Goldene Kamera für Greta Thunberg: „Wir stehen an einem Scheideweg der Geschichte“
Klimaaktivistin Greta Thunberg ist in Berlin mit der Goldenen Kamera ausgezeichnet worden. Schauspielerin Vanessa Redgrave wurde für ihr Lebenswerk geehrt.
Doppeltes Glück für Anna Schudt. Erst bekam sie am Samstagabend bei der Verleihung der Goldenen Kamera auf dem Gelände des Flughafens Tempelhof eine Trophäe als „Beste Schauspielerin“. Dann wurde auch noch „Aufbruch in die Freiheit“ als bester Fernsehfilm ausgezeichnet, in dem sie eine Hauptrolle spielt.
Der größte Star des Abend saß derweil im Publikum und unterschied sich von allen anderen Gästen, die fast die ganze Zeit routiniert lächelten, durch den ernsten Gesichtsausdruck.
Mit 16 Jahren gehört Greta Thunberg wohl zu den Jüngsten, denen dieser Preis jemals eine Bühne gab. Wahrscheinlich wurde sie auch erst kurzfristig auf die Preisträgerliste gesetzt, denn in der Kategorie Umwelt und Klimaschutz gab es auch für den Dokumentarfilmer Dirk Steffens eine Auszeichnung. Der nutzte die Gunst der Stunde, um für seine Petition zu werben, den Artenschutz ins Grundgesetz aufzunehmen. Eine fulminante Laudatio auf ihn hielt Bestseller-Autor Frank Schätzing. Michael Bully Herbig übernahm es, Greta Thunaberg zu loben und darauf hinzuweisen, dass sie auch schon für den Friedensnobelpreis vorgeschlagen wurde.
Für die Verleihungszeremonie zog die 16-Jährige ihr blaues Hoodie aus, erschien im kurzen weißen Kleid auf der Bühne.
„Wir leben in einer merkwürdigen Welt“, sagte sie, „wo Kinder die eigene Ausbildung opfern, um ihre Zukunft zu sichern“. „Wo die Antworten, nach denen wir suchen, in der heutigen Politik nicht zu finden sind.“ Und fügte noch mit Blick auf die Scheinwerfer hinzu: „Wo ein Fußballspiel oder eine Filmgala mehr Aufmerksamkeit bekommt, als die größte Krise, vor der die Welt je stand.“ Um den katastrophalen Klimazusammenbruch zu verhindern, würden auch die Stimmen der anwesenden Prominenten gebraucht: „Ihr könnt helfen, unsere Verantwortlichen wach zu rütteln, sie wissen zu lassen, dass unser Haus in Flammen steht“, rief sie ins Publikum. „Wir stehen an einem Scheideweg der Geschichte.“ Dafür gab es eine stehende Ovation für die Teenagerin.

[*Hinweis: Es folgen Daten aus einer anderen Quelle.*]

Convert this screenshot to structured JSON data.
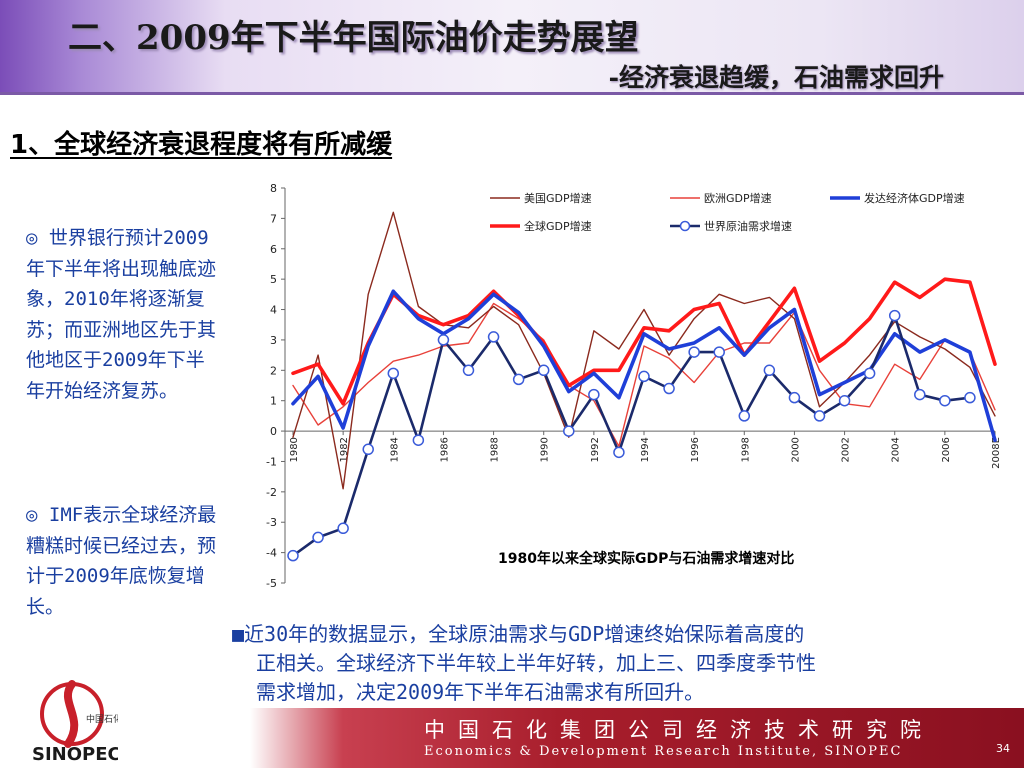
{
  "header": {
    "title": "二、2009年下半年国际油价走势展望",
    "subtitle": "-经济衰退趋缓，石油需求回升"
  },
  "section": {
    "heading": "1、全球经济衰退程度将有所减缓"
  },
  "bullets": [
    {
      "mark": "◎",
      "text": " 世界银行预计2009年下半年将出现触底迹象，2010年将逐渐复苏；而亚洲地区先于其他地区于2009年下半年开始经济复苏。"
    },
    {
      "mark": "◎",
      "text": "  IMF表示全球经济最糟糕时候已经过去，预计于2009年底恢复增长。"
    }
  ],
  "note": {
    "mark": "■",
    "line1": "近30年的数据显示，全球原油需求与GDP增速终始保际着高度的",
    "line2": "正相关。全球经济下半年较上半年好转，加上三、四季度季节性",
    "line3": "需求增加，决定2009年下半年石油需求有所回升。"
  },
  "footer": {
    "org_cn": "中国石化集团公司经济技术研究院",
    "org_en": "Economics & Development Research Institute, SINOPEC",
    "page": "34"
  },
  "logo": {
    "text": "中国石化",
    "brand": "SINOPEC"
  },
  "colors": {
    "us": "#8b2a1e",
    "eu": "#e8413a",
    "developed": "#1f3fd8",
    "world": "#ff1a1a",
    "oil": "#1b2a6b",
    "footer": "#a81e2c"
  },
  "chart_data": {
    "type": "line",
    "title": "1980年以来全球实际GDP与石油需求增速对比",
    "ylim": [
      -5,
      8
    ],
    "yticks": [
      "8",
      "7",
      "6",
      "5",
      "4",
      "3",
      "2",
      "1",
      "0",
      "-1",
      "-2",
      "-3",
      "-4",
      "-5"
    ],
    "xticks": [
      "1980",
      "1982",
      "1984",
      "1986",
      "1988",
      "1990",
      "1992",
      "1994",
      "1996",
      "1998",
      "2000",
      "2002",
      "2004",
      "2006",
      "2008E"
    ],
    "x": [
      1980,
      1981,
      1982,
      1983,
      1984,
      1985,
      1986,
      1987,
      1988,
      1989,
      1990,
      1991,
      1992,
      1993,
      1994,
      1995,
      1996,
      1997,
      1998,
      1999,
      2000,
      2001,
      2002,
      2003,
      2004,
      2005,
      2006,
      2007,
      2008
    ],
    "legend_placement": "top",
    "series": [
      {
        "name": "美国GDP增速",
        "key": "us",
        "marker": false,
        "values": [
          -0.2,
          2.5,
          -1.9,
          4.5,
          7.2,
          4.1,
          3.5,
          3.4,
          4.1,
          3.5,
          1.9,
          -0.2,
          3.3,
          2.7,
          4.0,
          2.5,
          3.7,
          4.5,
          4.2,
          4.4,
          3.7,
          0.8,
          1.6,
          2.5,
          3.6,
          3.1,
          2.7,
          2.1,
          0.5
        ]
      },
      {
        "name": "欧洲GDP增速",
        "key": "eu",
        "marker": false,
        "values": [
          1.5,
          0.2,
          0.8,
          1.6,
          2.3,
          2.5,
          2.8,
          2.9,
          4.2,
          3.7,
          3.0,
          1.5,
          1.0,
          -0.5,
          2.8,
          2.4,
          1.6,
          2.6,
          2.9,
          2.9,
          3.9,
          2.0,
          0.9,
          0.8,
          2.2,
          1.7,
          3.0,
          2.6,
          0.7
        ]
      },
      {
        "name": "发达经济体GDP增速",
        "key": "developed",
        "marker": false,
        "values": [
          0.9,
          1.8,
          0.1,
          2.8,
          4.6,
          3.7,
          3.2,
          3.7,
          4.5,
          3.9,
          2.8,
          1.3,
          1.9,
          1.1,
          3.2,
          2.7,
          2.9,
          3.4,
          2.5,
          3.4,
          4.0,
          1.2,
          1.6,
          2.0,
          3.2,
          2.6,
          3.0,
          2.6,
          -0.3
        ]
      },
      {
        "name": "全球GDP增速",
        "key": "world",
        "marker": false,
        "values": [
          1.9,
          2.2,
          0.9,
          2.9,
          4.5,
          3.8,
          3.5,
          3.8,
          4.6,
          3.8,
          2.9,
          1.5,
          2.0,
          2.0,
          3.4,
          3.3,
          4.0,
          4.2,
          2.5,
          3.6,
          4.7,
          2.3,
          2.9,
          3.7,
          4.9,
          4.4,
          5.0,
          4.9,
          2.2
        ]
      },
      {
        "name": "世界原油需求增速",
        "key": "oil",
        "marker": true,
        "values": [
          -4.1,
          -3.5,
          -3.2,
          -0.6,
          1.9,
          -0.3,
          3.0,
          2.0,
          3.1,
          1.7,
          2.0,
          0.0,
          1.2,
          -0.7,
          1.8,
          1.4,
          2.6,
          2.6,
          0.5,
          2.0,
          1.1,
          0.5,
          1.0,
          1.9,
          3.8,
          1.2,
          1.0,
          1.1,
          null
        ]
      }
    ]
  }
}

Für diese Kategorie, die während der weltweit begangenen „Earth Hour“ für den Klimaschutz zelebriert wurde, hatte man einen besonders emotionalen Rahmen gewählt. Pop-Star Katie Melua führte mit Star-Pianist Lang Lang am Klavier im Rahmen den Hit „What a Wonderful World“ auf.

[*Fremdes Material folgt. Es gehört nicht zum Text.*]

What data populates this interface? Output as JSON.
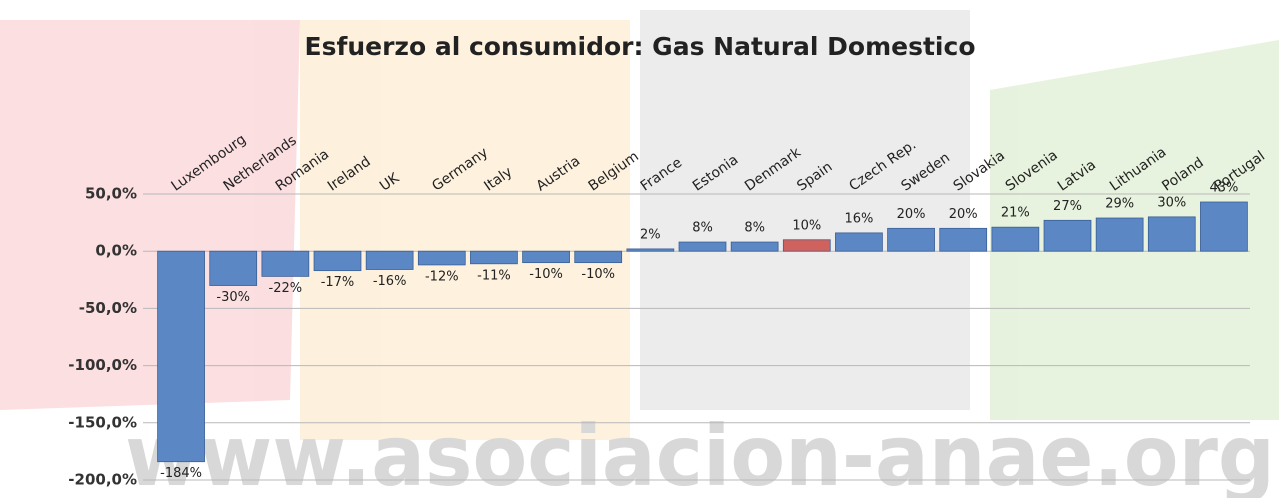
{
  "chart_data": {
    "type": "bar",
    "title": "Esfuerzo al consumidor: Gas Natural Domestico",
    "watermark": "www.asociacion-anae.org",
    "categories": [
      "Luxembourg",
      "Netherlands",
      "Romania",
      "Ireland",
      "UK",
      "Germany",
      "Italy",
      "Austria",
      "Belgium",
      "France",
      "Estonia",
      "Denmark",
      "Spain",
      "Czech Rep.",
      "Sweden",
      "Slovakia",
      "Slovenia",
      "Latvia",
      "Lithuania",
      "Poland",
      "Portugal"
    ],
    "values": [
      -184,
      -30,
      -22,
      -17,
      -16,
      -12,
      -11,
      -10,
      -10,
      2,
      8,
      8,
      10,
      16,
      20,
      20,
      21,
      27,
      29,
      30,
      43
    ],
    "value_labels": [
      "-184%",
      "-30%",
      "-22%",
      "-17%",
      "-16%",
      "-12%",
      "-11%",
      "-10%",
      "-10%",
      "2%",
      "8%",
      "8%",
      "10%",
      "16%",
      "20%",
      "20%",
      "21%",
      "27%",
      "29%",
      "30%",
      "43%"
    ],
    "colors": [
      "#5b87c5",
      "#5b87c5",
      "#5b87c5",
      "#5b87c5",
      "#5b87c5",
      "#5b87c5",
      "#5b87c5",
      "#5b87c5",
      "#5b87c5",
      "#5b87c5",
      "#5b87c5",
      "#5b87c5",
      "#d0625e",
      "#5b87c5",
      "#5b87c5",
      "#5b87c5",
      "#5b87c5",
      "#5b87c5",
      "#5b87c5",
      "#5b87c5",
      "#5b87c5"
    ],
    "ylim": [
      -200,
      50
    ],
    "yticks": [
      {
        "value": 50,
        "label": "50,0%"
      },
      {
        "value": 0,
        "label": "0,0%"
      },
      {
        "value": -50,
        "label": "-50,0%"
      },
      {
        "value": -100,
        "label": "-100,0%"
      },
      {
        "value": -150,
        "label": "-150,0%"
      },
      {
        "value": -200,
        "label": "-200,0%"
      }
    ],
    "grid": true
  }
}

Jessica Chastain und Vanessa Redgrave ausgezeichnet
Kein Wunder, dass Senecas Spruch „Nicht für das Leben, sondern für die Schule lernen wir“ bei Millionen von Lateinschülern in der Fassung „Nicht für die Schule, sondern für das Leben lernen wir“ im Gedächtnis haften geblieben ist. Die Umkehrversion des ursprünglichen Spruchs passt ja auch gut auf die „Fridays for Future“-Demonstrationen, deren Symbolfigur die 16-jährige Schwedin geworden ist.
Verliehen wird die Goldene Kamera von der Funke-Mediengruppe, zu der die „Berliner Morgenpost“ gehört. Lange Zeit stand der Springer-Verlag hinter dieser Trophäe.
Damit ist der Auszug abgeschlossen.